I am now lining up an increasing increasing amount of wedding work, not only off my own back but also assisting other excellent wedding photographers such as Martin Hillary and Stancliffe Studios and when I'm not worrying about living up to their expectations and keeping the good name of their businesses I like to relax by, well, erm... taking photos. Photography clubs and group shoots are great places to get some practice in and meet with other photographers and models. Recently I've been nipping along to Tally Ho Studios in Wigan for their "club nights" and would recommend any photographer interested in studio work to check out their facilities. When you get over the initial awkwardness of working in front of your peers the opportunity exists to practice and hone techniques and improve skills that can be applied to all assignments.

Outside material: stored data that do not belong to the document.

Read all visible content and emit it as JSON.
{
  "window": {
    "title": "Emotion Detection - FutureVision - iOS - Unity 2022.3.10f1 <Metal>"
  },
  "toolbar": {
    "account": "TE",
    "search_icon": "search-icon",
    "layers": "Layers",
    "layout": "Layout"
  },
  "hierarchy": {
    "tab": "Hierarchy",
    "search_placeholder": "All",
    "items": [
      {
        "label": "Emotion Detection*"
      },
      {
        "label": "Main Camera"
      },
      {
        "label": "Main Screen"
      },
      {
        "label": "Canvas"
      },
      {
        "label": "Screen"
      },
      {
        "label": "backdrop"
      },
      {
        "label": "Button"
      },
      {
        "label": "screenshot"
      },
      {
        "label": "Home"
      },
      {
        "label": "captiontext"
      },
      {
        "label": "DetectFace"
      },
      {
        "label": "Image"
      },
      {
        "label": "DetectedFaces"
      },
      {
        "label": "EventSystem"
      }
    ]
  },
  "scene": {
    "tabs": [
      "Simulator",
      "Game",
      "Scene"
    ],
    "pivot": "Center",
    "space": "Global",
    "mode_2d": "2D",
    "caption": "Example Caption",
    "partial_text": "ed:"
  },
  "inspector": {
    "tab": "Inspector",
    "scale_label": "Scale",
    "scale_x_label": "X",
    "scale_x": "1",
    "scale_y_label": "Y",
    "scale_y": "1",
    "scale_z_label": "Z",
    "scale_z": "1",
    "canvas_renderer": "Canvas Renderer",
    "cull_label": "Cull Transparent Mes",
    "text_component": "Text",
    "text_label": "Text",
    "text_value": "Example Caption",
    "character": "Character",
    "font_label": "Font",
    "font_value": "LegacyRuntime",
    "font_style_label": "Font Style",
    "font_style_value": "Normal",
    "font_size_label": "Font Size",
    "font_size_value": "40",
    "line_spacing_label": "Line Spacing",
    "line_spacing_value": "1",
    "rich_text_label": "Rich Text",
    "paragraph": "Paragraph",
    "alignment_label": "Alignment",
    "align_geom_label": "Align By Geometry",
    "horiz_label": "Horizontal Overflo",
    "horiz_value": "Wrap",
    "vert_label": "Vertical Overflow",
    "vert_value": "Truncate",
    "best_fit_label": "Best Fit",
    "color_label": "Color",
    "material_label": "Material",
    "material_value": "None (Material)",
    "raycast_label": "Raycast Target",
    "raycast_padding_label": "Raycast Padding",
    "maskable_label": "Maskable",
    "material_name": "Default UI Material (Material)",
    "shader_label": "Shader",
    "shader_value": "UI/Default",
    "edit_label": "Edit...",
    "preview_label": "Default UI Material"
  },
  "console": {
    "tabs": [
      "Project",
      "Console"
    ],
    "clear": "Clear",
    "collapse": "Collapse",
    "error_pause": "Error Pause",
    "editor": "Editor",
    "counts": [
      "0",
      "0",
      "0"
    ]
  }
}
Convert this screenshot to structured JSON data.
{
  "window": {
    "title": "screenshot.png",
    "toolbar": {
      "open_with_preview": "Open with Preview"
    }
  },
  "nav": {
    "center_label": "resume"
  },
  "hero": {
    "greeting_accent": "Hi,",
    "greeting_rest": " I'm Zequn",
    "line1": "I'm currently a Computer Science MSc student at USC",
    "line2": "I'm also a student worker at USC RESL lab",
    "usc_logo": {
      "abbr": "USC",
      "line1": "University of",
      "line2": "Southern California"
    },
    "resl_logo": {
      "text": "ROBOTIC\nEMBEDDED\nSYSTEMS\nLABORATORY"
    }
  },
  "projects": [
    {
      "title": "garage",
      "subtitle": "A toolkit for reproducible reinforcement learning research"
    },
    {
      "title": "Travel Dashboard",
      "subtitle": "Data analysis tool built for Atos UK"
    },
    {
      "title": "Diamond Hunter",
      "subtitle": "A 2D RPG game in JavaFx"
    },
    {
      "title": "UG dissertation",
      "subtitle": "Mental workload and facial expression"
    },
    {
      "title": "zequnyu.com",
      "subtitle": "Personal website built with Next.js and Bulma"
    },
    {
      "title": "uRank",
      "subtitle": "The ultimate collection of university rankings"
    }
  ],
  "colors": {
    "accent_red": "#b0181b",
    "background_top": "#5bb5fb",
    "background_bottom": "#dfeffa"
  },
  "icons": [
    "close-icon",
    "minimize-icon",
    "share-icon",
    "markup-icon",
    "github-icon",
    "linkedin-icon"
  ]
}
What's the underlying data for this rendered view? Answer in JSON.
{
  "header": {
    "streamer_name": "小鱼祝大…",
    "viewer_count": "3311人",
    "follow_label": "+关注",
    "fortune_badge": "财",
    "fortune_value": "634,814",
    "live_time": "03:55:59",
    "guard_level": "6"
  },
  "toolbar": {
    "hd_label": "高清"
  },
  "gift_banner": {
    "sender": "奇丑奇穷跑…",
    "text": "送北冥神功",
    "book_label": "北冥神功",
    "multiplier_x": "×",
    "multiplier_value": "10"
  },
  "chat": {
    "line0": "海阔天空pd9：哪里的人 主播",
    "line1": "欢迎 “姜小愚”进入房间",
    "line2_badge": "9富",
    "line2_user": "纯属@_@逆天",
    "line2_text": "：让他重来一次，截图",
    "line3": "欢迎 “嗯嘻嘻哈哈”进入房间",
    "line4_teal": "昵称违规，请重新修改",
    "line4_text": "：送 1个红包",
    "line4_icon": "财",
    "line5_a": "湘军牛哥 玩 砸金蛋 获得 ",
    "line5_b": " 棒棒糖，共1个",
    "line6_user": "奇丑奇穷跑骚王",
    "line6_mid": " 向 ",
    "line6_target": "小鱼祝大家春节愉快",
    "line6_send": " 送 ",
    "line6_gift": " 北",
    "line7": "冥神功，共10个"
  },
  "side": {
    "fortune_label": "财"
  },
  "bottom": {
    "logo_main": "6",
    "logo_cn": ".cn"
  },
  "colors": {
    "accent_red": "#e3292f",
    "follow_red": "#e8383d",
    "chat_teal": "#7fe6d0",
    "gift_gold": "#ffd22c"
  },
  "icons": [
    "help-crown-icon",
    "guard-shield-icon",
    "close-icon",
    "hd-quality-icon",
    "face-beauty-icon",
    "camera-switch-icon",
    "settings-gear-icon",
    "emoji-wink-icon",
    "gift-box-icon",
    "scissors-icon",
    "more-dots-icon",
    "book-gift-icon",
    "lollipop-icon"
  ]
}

One of my main areas of interest recently has been lighting so I've built up an array of studio lights and also have been experimenting with Nikon's Creative Lighting System (CLS) to extend my photography repertoire. This is all going very well except recently I've had a few frustrating shoots when I just couldn't get the atmosphere from the shot that I was after. It was then that I realised what I needed to do was put this technology to one side and concentrate instead on composition and interaction with my model. My model on this shoot was the very patient Nicey. You can see one of the resulting images from that shoot here in this post. Notice the leading lines directing focus to Nicey and this is further enhanced by zooming my lens as far as it would go (70mm) and opening my aperture as wide as possible (f2.8) to get a shallow depth of field that kept Nicey nicely in focus and the clutter nicely out of focus. Because there was less technology being dealt with that gave me more opportunity to get to know Nicey a bit better and focus on the pose and the look for the shot. Now the resulting image is not what you'd consider a traditional beauty shot but I love it all the same because of its impact and character that comes through as a result.
Oh yes, and the lighting? Just evening light in a completely shaded corner giving me vary flat unteresting light which in this instance didn't let the shot down at all.